In its wireless division, Rogers said it had 64,000 net new customers in the quarter on multi-year contracts, down from 76,000 in the same quarter last year. These customers, usually Apple, Android or BlackBerry smartphone owners, are the most valued for the amount of money they spend monthly.
"My sense is that all of the changes in the industry associated with the transition..from three to two-year contracts, along with the timing and impact of device launches in the quarter, combined to moderate market growth somewhat," CEO Nadir Mohamed told financial analysts on his final conference call before he retires in December.
Mohamed said lower roaming rates dropped the average monthly revenue taken in from mobile phone users to $60.81, down 1.8 per cent year-over-year.
Canaccord Genuity analyst Dvai Ghose said he expected Rogers to have 90,000 net new customers, adding that the company's overall results in the wireless division were disappointing. But he anticipates better from Bell and Telus, which will report their financial results in early November.
"We expect 100,000-plus postpaid net additions from Bell and Telus, reflecting Rogers continued market share issues," Ghose said in a research note.
Revenue in Rogers' cable division, which includes Internet and TV services, was up four per cent to $873 million. Rogers said its Internet service represents more than a third of the division's revenue.
But Rogers did lose 39,000 net basic cable subscribers, down 5.5 per cent year-over-year.

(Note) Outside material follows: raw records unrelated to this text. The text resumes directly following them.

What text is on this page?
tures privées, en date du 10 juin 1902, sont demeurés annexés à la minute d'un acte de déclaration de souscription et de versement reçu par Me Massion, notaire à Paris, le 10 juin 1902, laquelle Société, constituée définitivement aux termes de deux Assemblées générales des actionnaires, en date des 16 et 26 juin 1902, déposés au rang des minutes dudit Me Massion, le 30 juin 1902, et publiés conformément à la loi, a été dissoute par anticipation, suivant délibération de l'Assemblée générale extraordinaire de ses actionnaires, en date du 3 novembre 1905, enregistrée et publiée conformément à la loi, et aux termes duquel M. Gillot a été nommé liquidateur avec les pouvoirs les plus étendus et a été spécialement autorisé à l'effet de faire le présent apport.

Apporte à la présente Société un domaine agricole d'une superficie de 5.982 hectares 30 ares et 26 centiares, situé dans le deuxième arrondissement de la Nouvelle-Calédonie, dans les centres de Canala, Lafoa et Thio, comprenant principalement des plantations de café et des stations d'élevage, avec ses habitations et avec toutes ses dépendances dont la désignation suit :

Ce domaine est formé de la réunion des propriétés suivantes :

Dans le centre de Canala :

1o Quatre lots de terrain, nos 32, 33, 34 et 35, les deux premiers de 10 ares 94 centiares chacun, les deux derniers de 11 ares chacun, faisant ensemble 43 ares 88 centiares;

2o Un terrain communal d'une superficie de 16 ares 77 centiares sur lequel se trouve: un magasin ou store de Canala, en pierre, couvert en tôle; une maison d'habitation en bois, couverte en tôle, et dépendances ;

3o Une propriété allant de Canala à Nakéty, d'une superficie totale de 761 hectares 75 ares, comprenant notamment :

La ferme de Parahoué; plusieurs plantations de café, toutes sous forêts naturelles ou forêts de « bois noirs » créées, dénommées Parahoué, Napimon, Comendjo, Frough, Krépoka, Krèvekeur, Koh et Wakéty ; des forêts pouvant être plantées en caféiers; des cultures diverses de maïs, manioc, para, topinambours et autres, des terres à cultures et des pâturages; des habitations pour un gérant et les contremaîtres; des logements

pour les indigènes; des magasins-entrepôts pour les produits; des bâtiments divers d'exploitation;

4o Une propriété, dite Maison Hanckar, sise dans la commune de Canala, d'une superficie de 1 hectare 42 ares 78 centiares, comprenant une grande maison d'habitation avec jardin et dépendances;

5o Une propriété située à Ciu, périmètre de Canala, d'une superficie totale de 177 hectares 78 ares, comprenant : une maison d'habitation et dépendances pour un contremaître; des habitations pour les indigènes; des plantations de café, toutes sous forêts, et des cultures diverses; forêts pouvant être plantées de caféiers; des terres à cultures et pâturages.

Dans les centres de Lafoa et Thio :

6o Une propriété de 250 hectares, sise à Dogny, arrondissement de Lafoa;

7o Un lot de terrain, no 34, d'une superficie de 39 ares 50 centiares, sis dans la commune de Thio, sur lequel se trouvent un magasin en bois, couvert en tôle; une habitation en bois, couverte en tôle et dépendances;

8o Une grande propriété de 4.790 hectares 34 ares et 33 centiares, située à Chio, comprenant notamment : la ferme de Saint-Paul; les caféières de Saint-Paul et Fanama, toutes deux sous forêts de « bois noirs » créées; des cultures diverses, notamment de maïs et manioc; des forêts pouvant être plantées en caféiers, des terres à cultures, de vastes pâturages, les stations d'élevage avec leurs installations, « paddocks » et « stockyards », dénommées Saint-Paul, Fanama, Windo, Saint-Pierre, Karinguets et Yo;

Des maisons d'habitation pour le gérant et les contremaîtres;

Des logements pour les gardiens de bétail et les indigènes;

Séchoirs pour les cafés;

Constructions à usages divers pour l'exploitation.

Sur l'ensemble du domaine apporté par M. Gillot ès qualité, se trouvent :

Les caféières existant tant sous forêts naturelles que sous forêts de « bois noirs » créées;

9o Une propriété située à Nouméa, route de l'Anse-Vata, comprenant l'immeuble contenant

Mohamed said aggressive pricing from Bell's Internet protocol TV service and "some ongoing cord cutting" contributed to the loss of TV subscribers.
Canadian telecoms have been a key target this year of the federal government's "consumer-first" agenda that has pushed for reducing the length of cellphone contracts to two years, more foreign competition in the industry, lower roaming rates and more choice in the selection of TV channels.
Netflix, the internet video subscription service, has also offered a challenge to telecoms. But Mohamed said he doesn't consider Netflix a threat because it's no different than Rogers offering channels from its competitors.
He also said Netflix could eventually be offered by Rogers if certain technical issues could be resolved. Netflix is said to already be in talks to add its service to the set-top boxes of U.S. cable-television operators.
"We've got to work through the set-top box issues, but the direction is clear and that's to give customers choice," Mohamed said later in a media call.
In its financial results, Rogers (TSX:RCI.B) said it earned 97 cents per share on a diluted basis, up from 96 cents or $495 million in the third quarter of 2012.
Analysts had projected Rogers would have 96 cents per share of adjusted earnings, according to Thomson Reuters estimates.
The telecom and media company's operating revenue grew two per cent to $3.22 billion from $3.18 billion in the third quarter of 2012.
Rogers' overall revenue was slightly below estimates as its wireless sector experienced a two per cent decline from last year, dropping to $1.85 billion from $1.89 billion.
The company has Canada's largest base of wireless subscribers with almost 10 million customers, operating the Rogers, Fido and Chatr brands.
Net income under standard accounting was $464 million, or 90 cents per share, essentially flat from a year earlier when it was $466 million, or 90 cents per share.
Shares in Rogers were down 3.1 per cent, or $1.48, to $45.60 in afternoon trading on the Toronto Stock Exchange.